Electronic submissions were discussed, and it was generally agreed that at least one disk should be required for the Township records. For general distribution, recipients could continue to opt for paper or digital plans as long as each individual was consistent with which format was preferred, perhaps updating their preferences annually.

There was discussion on requiring applicants to provide a 3-D rendering. Mr. Comitta said his office uses Google Earth Pro at a software cost of approximately $400.00, with an additional $520.00 software license to prepare Google 3D sketch-up modelling that provides distance and scale. He suggested that the Township could specify a particular standard “or equal” that wouldn’t be too difficult for the applicant to provide in terms of cost or time.

Mr. Churchill said representative cross sections should be provided when slope changes are involved, to which Mr. von Hoyer agreed.

General Discussion

Mrs. Leland asked why the dilemma with Devault Village at Spring Oak wasn’t detected sooner as to their need to seek a variance for the retaining walls as shown in the original preliminary plan. Mr. Wright explained that it was due to a question of interpretation of the zoning ordinance that wasn’t identified earlier in the review process.

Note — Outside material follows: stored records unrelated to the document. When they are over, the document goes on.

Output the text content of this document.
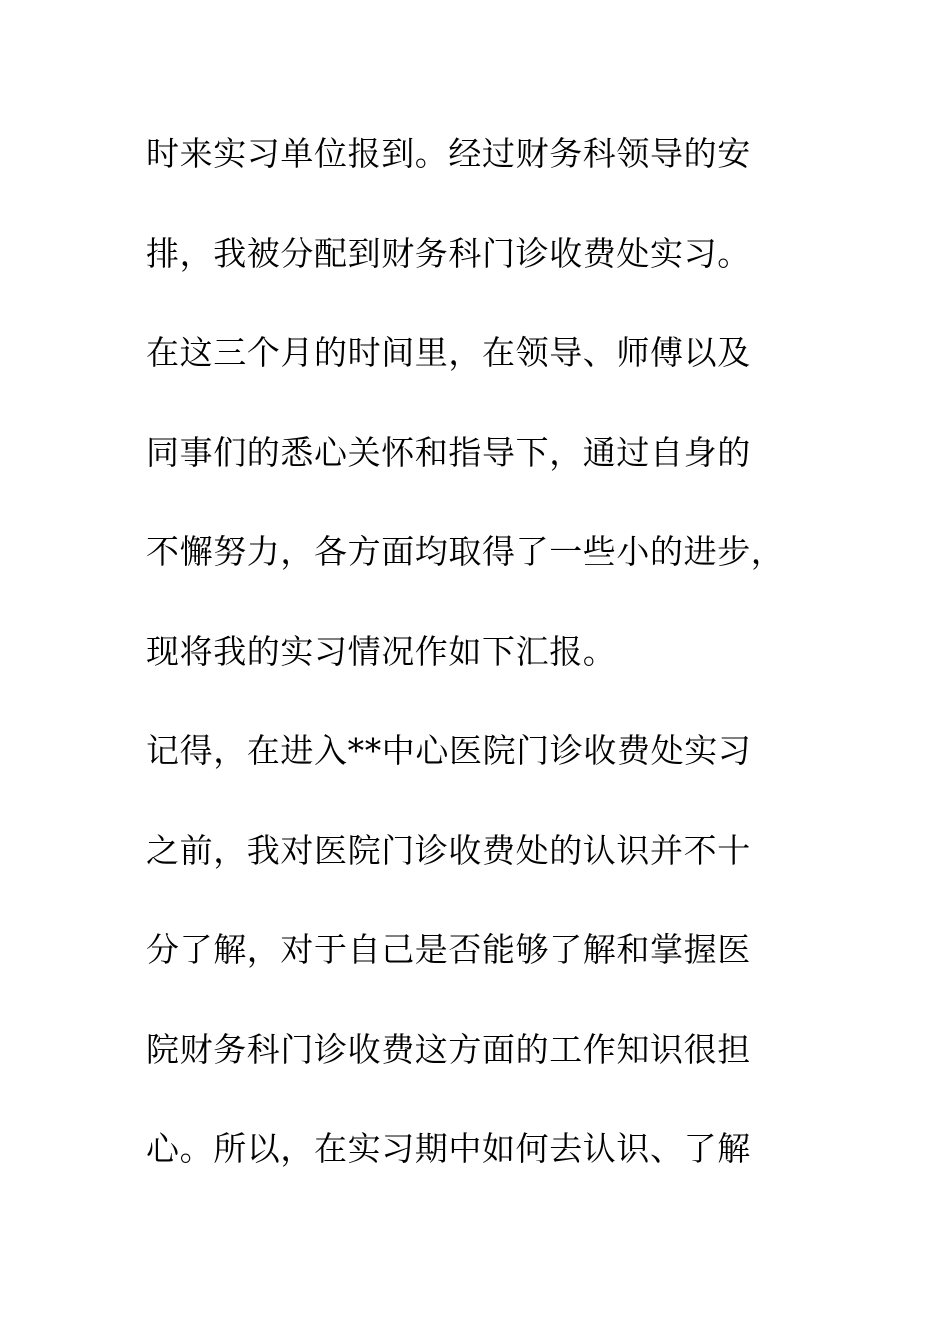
时来实习单位报到。经过财务科领导的安
排，我被分配到财务科门诊收费处实习。
在这三个月的时间里，在领导、师傅以及
同事们的悉心关怀和指导下，通过自身的
不懈努力，各方面均取得了一些小的进步，
现将我的实习情况作如下汇报。
记得，在进入**中心医院门诊收费处实习
之前，我对医院门诊收费处的认识并不十
分了解，对于自己是否能够了解和掌握医
院财务科门诊收费这方面的工作知识很担
心。所以，在实习期中如何去认识、了解
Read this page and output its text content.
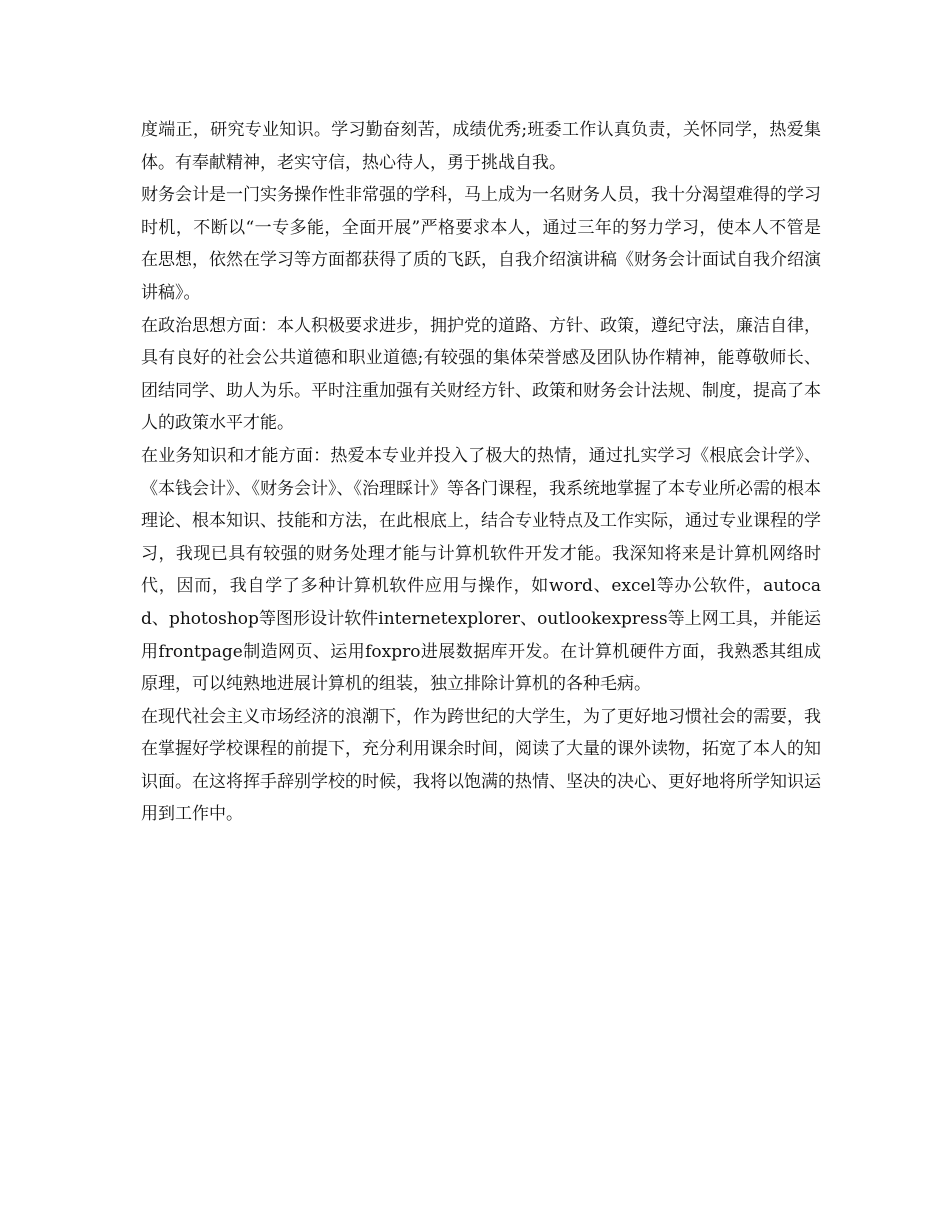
度端正，研究专业知识。学习勤奋刻苦，成绩优秀;班委工作认真负责，关怀同学，热爱集体。有奉献精神，老实守信，热心待人，勇于挑战自我。

财务会计是一门实务操作性非常强的学科，马上成为一名财务人员，我十分渴望难得的学习时机，不断以“一专多能，全面开展”严格要求本人，通过三年的努力学习，使本人不管是在思想，依然在学习等方面都获得了质的飞跃，自我介绍演讲稿《财务会计面试自我介绍演讲稿》。

在政治思想方面：本人积极要求进步，拥护党的道路、方针、政策，遵纪守法，廉洁自律，具有良好的社会公共道德和职业道德;有较强的集体荣誉感及团队协作精神，能尊敬师长、团结同学、助人为乐。平时注重加强有关财经方针、政策和财务会计法规、制度，提高了本人的政策水平才能。

在业务知识和才能方面：热爱本专业并投入了极大的热情，通过扎实学习《根底会计学》、《本钱会计》、《财务会计》、《治理睬计》等各门课程，我系统地掌握了本专业所必需的根本理论、根本知识、技能和方法，在此根底上，结合专业特点及工作实际，通过专业课程的学习，我现已具有较强的财务处理才能与计算机软件开发才能。我深知将来是计算机网络时代，因而，我自学了多种计算机软件应用与操作，如word、excel等办公软件，autocad、photoshop等图形设计软件internetexplorer、outlookexpress等上网工具，并能运用frontpage制造网页、运用foxpro进展数据库开发。在计算机硬件方面，我熟悉其组成原理，可以纯熟地进展计算机的组装，独立排除计算机的各种毛病。

在现代社会主义市场经济的浪潮下，作为跨世纪的大学生，为了更好地习惯社会的需要，我在掌握好学校课程的前提下，充分利用课余时间，阅读了大量的课外读物，拓宽了本人的知识面。在这将挥手辞别学校的时候，我将以饱满的热情、坚决的决心、更好地将所学知识运用到工作中。
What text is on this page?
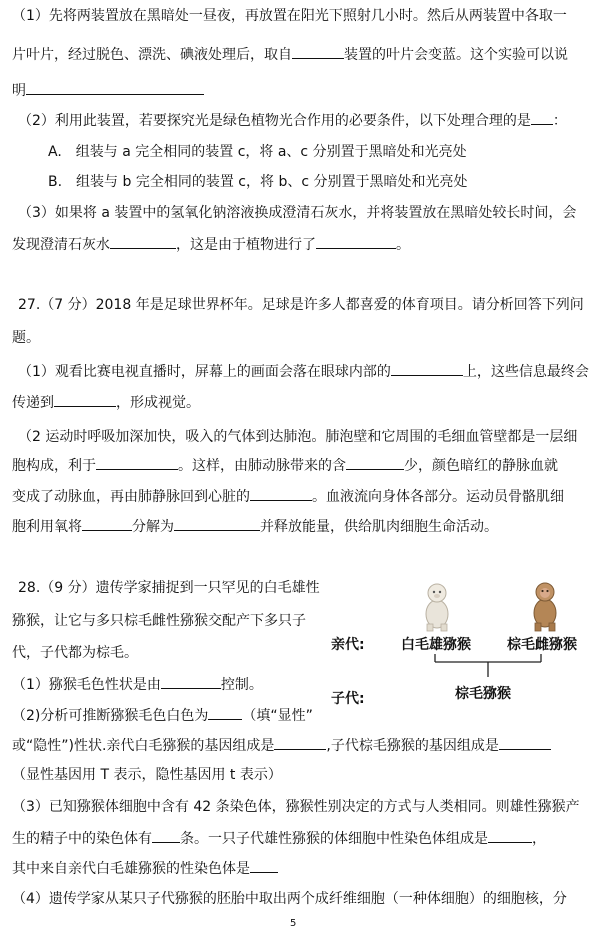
（1）先将两装置放在黑暗处一昼夜，再放置在阳光下照射几小时。然后从两装置中各取一
片叶片，经过脱色、漂洗、碘液处理后，取自	装置的叶片会变蓝。这个实验可以说
明
（2）利用此装置，若要探究光是绿色植物光合作用的必要条件，以下处理合理的是 ：
A.　组装与 a 完全相同的装置 c，将 a、c 分别置于黑暗处和光亮处
B.　组装与 b 完全相同的装置 c，将 b、c 分别置于黑暗处和光亮处
（3）如果将 a 装置中的氢氧化钠溶液换成澄清石灰水，并将装置放在黑暗处较长时间，会
发现澄清石灰水	，这是由于植物进行了	。
27.（7 分）2018 年是足球世界杯年。足球是许多人都喜爱的体育项目。请分析回答下列问
题。
（1）观看比赛电视直播时，屏幕上的画面会落在眼球内部的	上，这些信息最终会
传递到	，形成视觉。
（2 运动时呼吸加深加快，吸入的气体到达肺泡。肺泡壁和它周围的毛细血管壁都是一层细
胞构成，利于	。这样，由肺动脉带来的含	少，颜色暗红的静脉血就
变成了动脉血，再由肺静脉回到心脏的	。血液流向身体各部分。运动员骨骼肌细
胞利用氧将	分解为	并释放能量，供给肌肉细胞生命活动。
28.（9 分）遗传学家捕捉到一只罕见的白毛雄性
猕猴，让它与多只棕毛雌性猕猴交配产下多只子
代，子代都为棕毛。
（1）猕猴毛色性状是由	控制。
（2)分析可推断猕猴毛色白色为 （填“显性”
或“隐性”)性状.亲代白毛猕猴的基因组成是	,子代棕毛猕猴的基因组成是
（显性基因用 T 表示，隐性基因用 t 表示）
（3）已知猕猴体细胞中含有 42 条染色体，猕猴性别决定的方式与人类相同。则雄性猕猴产
生的精子中的染色体有 条。一只子代雄性猕猴的体细胞中性染色体组成是	，
其中来自亲代白毛雄猕猴的性染色体是
（4）遗传学家从某只子代猕猴的胚胎中取出两个成纤维细胞（一种体细胞）的细胞核，分
亲代:	白毛雄猕猴	棕毛雌猕猴
子代:	棕毛猕猴
5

Structures in very steep slopes are permitted if they are accessory to a primary use by conditional use, but the question became whether the retaining wall could be defined as an accessory use to the back yards of the homes. The Board’s interpretation was that they could not be defined as such. Mr. Wright said the need for a variance was noted in his review letter dated 2/7/14 for the conditional use application (Note #5), which wasn’t prepared until the preliminary plan was submitted. Prior to that time, neither side recognized the issue as a point to address. Mr. Wright said the Solicitor agreed with his assessment that the applicant would have to obtain a variance rather than a conditional use approval, and as such the Supervisors had no authority to grant any leeway. Mrs. Leland suggested this be an action item moving forward, that they pay closer attention to the shaded areas depicting steep and very steep slopes on concept and sketch plans.

The summer meeting schedule was discussed, with the possibility of moving the July 8th meeting to July 22nd. Mrs. Csete was asked to inform the Planning Commission if any new matters come in other than the expected revised plans for the Marriott (General Warren Village).


Mr. Westhafer adjourned the meeting at 9:00 p.m. The Planning Commission’s next scheduled meeting is July 8, 2014 (tentatively) at the Great Valley Middle School, Room 154.